What they don’t tell you about chemo: You might not like your favorite foods anymore

Lonely woman drinking coffee in the morning, top view of female hands holding cup of hot beverage on wooden desk
Cancer patients who undergo chemotherapy experience several side effects including taste disturbances. Milka Galarza and Megan-Claire Chase, who were diagnosed with breast cancer, became first-time coffee drinkers after chemo treatments.
Photo courtesy Getty Images

After a cancer diagnosis, patients are warned about the possibilities of surgery, radiation, chemotherapy, hair loss, weight loss, loss of appetite and depression – but few, if any, are cautioned about taste disturbances.

“My husband cooks and he had to change the way he was cooking. For example, si era pollo (if it was chicken), I didn’t like it guisao (stewed), I didn’t like it in the oven — everything was steamed, no sazón, no adobo, no garlic, no nothing,” said Milka Galarza of her side effects from the chemotherapy treatment she received after being diagnosed with stage 3 carcinoma breast cancer in 2017.

Galarza, who lives in the South Bronx and had an affinity for typical Puerto Rican foods prior to her treatments, admits that although her sense of taste has returned, “there are times when the food doesn’t taste like it did before.” Galarza has been taking letrozole — a drug to treat breast cancer — since 2020 and is prescribed to continue the medication until 2025.

“That’s a topic that we don’t cover that often, because we’re focused more on the hair loss and ‘you’re going to be nauseated’ and those types of things,” said Dr. Roshni Rao, chief of breast surgery at New York-Presbyterian/Columbia University Irving Medical Center.

An independent 1993 study published in Behaviour Research and Therapy monitored female breast cancer patients who underwent emetogenic chemotherapy — chemo that induces vomiting. The study found that patients developed a repugnance, aka learned food aversions (LFA), to any foods they consumed within a 24-hour period of receiving treatments.

“Cancer patients do show these types of conditioned responses,” said Dr. Jan Mohlman, a clinical psychologist and professor at William Paterson University. Among other clients, Mohlman also works with people undergoing chemotherapy in order to help recondition the psychological associations they have made with receiving treatments.

Mohlman explained that many treatment clinics give cancer patients an offensive-tasting drink which is also referred to as a “scapegoat” food, prior to giving them emetogenic chemotherapy. This is because patients tend to associate vomiting from chemo with the last food they consumed, therefore the patient will psychologically correlate the nausea they are experiencing to the offensive-tasting drink. Ironically, she said some people tend to enjoy their favorite meal before receiving chemo because they expect to not have much of an appetite afterward.

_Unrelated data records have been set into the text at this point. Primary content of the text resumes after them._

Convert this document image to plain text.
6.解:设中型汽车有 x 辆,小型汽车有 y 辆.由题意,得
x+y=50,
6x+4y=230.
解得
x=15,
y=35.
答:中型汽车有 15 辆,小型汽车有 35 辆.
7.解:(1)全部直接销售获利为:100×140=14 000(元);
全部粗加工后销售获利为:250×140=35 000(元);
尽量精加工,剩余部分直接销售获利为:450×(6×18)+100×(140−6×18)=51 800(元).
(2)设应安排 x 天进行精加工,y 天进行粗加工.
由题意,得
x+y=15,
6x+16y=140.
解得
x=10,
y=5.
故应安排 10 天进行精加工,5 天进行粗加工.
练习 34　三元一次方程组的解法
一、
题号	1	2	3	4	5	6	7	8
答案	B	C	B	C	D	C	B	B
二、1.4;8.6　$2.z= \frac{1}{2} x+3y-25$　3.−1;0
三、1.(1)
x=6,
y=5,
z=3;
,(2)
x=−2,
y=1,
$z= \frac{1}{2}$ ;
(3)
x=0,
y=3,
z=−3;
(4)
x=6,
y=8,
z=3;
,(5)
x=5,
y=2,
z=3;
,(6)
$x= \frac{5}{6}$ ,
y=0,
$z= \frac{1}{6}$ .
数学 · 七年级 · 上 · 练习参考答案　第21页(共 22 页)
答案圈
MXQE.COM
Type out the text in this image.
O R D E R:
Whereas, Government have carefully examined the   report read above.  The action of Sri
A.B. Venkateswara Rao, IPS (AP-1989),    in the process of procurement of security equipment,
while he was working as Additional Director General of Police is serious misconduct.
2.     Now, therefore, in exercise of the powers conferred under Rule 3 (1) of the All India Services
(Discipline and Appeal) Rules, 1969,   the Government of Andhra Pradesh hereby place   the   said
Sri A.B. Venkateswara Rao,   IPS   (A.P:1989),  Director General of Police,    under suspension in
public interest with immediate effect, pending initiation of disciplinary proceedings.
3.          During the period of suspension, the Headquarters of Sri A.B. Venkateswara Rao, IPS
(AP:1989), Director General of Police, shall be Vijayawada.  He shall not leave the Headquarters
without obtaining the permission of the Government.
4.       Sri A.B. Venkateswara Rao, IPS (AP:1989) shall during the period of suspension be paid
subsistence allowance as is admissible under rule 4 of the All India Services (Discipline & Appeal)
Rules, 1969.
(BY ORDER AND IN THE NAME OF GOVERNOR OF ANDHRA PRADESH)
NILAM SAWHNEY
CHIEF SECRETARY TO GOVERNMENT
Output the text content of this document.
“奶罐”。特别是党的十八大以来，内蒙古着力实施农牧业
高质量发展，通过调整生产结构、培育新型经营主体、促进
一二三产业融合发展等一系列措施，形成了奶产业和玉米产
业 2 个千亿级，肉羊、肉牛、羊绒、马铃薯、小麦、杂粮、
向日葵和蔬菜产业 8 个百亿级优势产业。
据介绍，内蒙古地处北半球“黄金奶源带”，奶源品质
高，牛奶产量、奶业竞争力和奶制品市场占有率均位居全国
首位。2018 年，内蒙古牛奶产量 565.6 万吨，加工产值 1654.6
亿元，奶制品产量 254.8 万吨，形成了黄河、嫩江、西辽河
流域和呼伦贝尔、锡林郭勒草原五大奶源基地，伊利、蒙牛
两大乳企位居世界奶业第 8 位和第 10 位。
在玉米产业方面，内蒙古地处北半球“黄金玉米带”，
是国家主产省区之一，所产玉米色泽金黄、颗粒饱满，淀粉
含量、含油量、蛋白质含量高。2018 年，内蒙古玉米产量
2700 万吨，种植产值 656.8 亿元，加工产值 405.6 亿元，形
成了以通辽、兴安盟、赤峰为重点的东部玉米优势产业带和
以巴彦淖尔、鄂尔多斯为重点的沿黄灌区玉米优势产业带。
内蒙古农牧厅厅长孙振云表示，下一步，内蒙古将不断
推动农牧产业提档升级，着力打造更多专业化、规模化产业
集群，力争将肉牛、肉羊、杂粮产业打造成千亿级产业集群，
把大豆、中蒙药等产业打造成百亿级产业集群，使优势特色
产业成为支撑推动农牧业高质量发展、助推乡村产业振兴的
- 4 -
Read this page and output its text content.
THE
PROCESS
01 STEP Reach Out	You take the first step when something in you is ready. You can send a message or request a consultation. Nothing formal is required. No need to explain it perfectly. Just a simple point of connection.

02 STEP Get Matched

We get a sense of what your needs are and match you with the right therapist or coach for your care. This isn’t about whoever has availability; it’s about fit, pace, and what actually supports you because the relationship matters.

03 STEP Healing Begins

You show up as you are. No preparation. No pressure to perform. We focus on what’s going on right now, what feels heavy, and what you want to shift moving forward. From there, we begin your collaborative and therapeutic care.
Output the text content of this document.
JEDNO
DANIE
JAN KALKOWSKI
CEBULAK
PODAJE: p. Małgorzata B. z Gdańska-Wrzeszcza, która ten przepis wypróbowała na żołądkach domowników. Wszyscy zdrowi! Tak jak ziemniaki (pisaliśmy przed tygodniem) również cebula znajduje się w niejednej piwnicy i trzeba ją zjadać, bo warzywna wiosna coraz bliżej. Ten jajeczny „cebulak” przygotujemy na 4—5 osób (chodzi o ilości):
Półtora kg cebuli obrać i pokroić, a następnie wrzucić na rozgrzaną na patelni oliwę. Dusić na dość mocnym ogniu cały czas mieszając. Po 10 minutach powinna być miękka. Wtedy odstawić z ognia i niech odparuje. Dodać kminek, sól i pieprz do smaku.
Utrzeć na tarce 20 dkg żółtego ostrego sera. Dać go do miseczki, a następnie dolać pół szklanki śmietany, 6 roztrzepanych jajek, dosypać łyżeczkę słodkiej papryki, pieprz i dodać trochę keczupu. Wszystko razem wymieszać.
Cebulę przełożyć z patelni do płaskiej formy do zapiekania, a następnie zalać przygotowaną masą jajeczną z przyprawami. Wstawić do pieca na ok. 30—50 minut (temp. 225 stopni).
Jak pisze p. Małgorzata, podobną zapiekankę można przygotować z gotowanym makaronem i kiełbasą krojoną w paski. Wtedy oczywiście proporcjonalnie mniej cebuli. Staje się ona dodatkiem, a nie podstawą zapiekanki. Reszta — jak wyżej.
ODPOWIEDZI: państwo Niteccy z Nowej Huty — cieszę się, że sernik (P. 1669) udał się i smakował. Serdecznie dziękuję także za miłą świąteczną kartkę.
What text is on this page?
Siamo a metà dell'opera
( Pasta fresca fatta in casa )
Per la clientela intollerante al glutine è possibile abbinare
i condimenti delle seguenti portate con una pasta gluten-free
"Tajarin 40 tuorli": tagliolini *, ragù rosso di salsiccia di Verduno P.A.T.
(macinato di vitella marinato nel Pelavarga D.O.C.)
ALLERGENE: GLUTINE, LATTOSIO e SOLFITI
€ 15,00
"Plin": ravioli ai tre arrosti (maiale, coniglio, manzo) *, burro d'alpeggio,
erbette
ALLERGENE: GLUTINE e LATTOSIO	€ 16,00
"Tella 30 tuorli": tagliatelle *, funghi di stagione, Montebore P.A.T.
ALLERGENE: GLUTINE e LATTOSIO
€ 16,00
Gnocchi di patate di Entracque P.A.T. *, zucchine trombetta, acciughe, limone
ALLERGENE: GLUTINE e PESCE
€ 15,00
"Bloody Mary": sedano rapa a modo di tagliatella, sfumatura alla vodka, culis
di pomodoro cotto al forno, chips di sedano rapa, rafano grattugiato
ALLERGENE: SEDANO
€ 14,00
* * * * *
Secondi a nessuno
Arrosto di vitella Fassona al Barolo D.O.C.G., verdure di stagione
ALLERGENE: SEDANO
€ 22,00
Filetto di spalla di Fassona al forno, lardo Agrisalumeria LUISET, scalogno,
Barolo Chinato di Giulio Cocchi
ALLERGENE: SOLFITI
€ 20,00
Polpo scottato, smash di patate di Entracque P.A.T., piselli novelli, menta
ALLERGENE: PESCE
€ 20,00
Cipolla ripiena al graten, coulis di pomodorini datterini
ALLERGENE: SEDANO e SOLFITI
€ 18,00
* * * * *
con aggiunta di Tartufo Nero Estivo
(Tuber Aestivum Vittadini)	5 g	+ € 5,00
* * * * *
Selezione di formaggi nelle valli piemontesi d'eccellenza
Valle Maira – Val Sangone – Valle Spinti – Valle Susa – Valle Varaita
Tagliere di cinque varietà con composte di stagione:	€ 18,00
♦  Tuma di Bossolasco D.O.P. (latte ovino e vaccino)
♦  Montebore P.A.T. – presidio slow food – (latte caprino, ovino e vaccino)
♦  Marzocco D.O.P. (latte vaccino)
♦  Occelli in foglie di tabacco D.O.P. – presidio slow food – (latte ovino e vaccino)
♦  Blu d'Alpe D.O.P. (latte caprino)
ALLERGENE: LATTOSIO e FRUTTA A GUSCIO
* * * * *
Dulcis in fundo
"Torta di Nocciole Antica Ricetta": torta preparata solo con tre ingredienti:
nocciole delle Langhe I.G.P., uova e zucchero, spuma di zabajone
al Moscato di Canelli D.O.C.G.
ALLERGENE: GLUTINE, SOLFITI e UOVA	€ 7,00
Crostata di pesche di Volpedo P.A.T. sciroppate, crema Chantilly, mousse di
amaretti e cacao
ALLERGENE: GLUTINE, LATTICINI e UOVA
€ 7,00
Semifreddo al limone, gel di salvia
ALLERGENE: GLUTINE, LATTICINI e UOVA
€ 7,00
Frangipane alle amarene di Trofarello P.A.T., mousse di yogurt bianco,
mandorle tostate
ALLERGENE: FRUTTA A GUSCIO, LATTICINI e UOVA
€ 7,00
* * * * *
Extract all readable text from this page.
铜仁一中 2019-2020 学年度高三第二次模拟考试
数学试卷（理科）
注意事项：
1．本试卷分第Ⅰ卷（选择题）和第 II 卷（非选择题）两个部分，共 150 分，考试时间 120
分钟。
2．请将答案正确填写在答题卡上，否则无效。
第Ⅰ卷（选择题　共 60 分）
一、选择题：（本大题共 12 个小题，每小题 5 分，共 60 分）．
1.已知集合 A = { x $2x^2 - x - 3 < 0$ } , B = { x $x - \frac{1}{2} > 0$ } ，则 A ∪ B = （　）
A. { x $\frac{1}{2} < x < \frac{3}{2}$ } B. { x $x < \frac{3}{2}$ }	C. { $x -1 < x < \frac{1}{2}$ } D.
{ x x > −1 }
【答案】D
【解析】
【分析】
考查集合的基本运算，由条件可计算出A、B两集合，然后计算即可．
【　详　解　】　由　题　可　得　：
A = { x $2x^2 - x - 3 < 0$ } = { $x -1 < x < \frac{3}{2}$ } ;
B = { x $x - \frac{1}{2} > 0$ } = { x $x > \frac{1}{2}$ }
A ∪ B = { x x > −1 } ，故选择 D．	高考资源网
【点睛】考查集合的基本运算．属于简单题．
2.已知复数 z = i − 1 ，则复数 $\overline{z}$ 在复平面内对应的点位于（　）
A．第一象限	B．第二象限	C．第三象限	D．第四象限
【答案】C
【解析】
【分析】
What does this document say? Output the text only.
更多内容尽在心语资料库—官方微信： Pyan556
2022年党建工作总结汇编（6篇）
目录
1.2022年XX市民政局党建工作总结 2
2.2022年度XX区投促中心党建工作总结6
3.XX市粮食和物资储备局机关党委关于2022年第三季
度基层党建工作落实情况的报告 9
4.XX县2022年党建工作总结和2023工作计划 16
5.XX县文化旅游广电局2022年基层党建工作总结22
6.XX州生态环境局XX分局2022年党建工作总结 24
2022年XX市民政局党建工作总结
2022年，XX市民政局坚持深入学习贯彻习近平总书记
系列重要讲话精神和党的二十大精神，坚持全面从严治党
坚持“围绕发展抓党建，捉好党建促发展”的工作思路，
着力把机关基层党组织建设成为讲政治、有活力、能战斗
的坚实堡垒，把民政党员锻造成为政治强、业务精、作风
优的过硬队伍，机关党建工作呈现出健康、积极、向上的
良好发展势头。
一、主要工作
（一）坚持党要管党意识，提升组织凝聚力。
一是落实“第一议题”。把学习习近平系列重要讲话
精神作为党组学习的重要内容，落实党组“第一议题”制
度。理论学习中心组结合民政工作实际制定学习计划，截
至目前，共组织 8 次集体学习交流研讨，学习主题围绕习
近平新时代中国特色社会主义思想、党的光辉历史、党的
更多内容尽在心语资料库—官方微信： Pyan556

“What ends up happening is that people become conditioned to avoid and dislike their favorite meal because they associate it with throwing up,” Mohlman added.

When Megan-Claire Chase from Georgia was diagnosed with stage 2 invasive lobular breast cancer in 2015, she was prescribed doxorubicin as her chemo treatment – also commonly referred to as the “Red Devil” due to its color. As a result, Chase says that she could not consume red-colored food or drinks for two years after her chemo treatments.

“Every time I would see something red, I just got ill,” she said. Chase had to coach herself through her psychological connections and convince herself that the red food and drinks were safe to eat.

Some patients complain of disliking their once favorite foods, having phantom taste — an often unpleasant taste even though there is nothing in your mouth — or even eating new foods they never liked before.

But it’s not just foods. Chase could not use silverware because the metallic sensation reminded her of the metal taste she would experience throughout her chemo treatments. She went years using plasticware. Adversely, Chase admitted to never being a coffee drinker before treatment, but now says, “I can’t go a day without it.”

Currently, there is no cure for these taste aversions brought on by cancer treatment. Although patients are normally appointed a nutritionist to help with diet, Chase said, “I don’t feel a lot of nutritionists in the cancer centers were really equipped to handle [taste disturbances] because it’s a psychological issue.”

Mohlman suggests that patients experiencing such intrusions should attempt to keep anxiety levels down as mood can influence the intensity of taste.

“We have a long way to go in treating these and other psychological aspects of cancer treatment,” Mohlman said.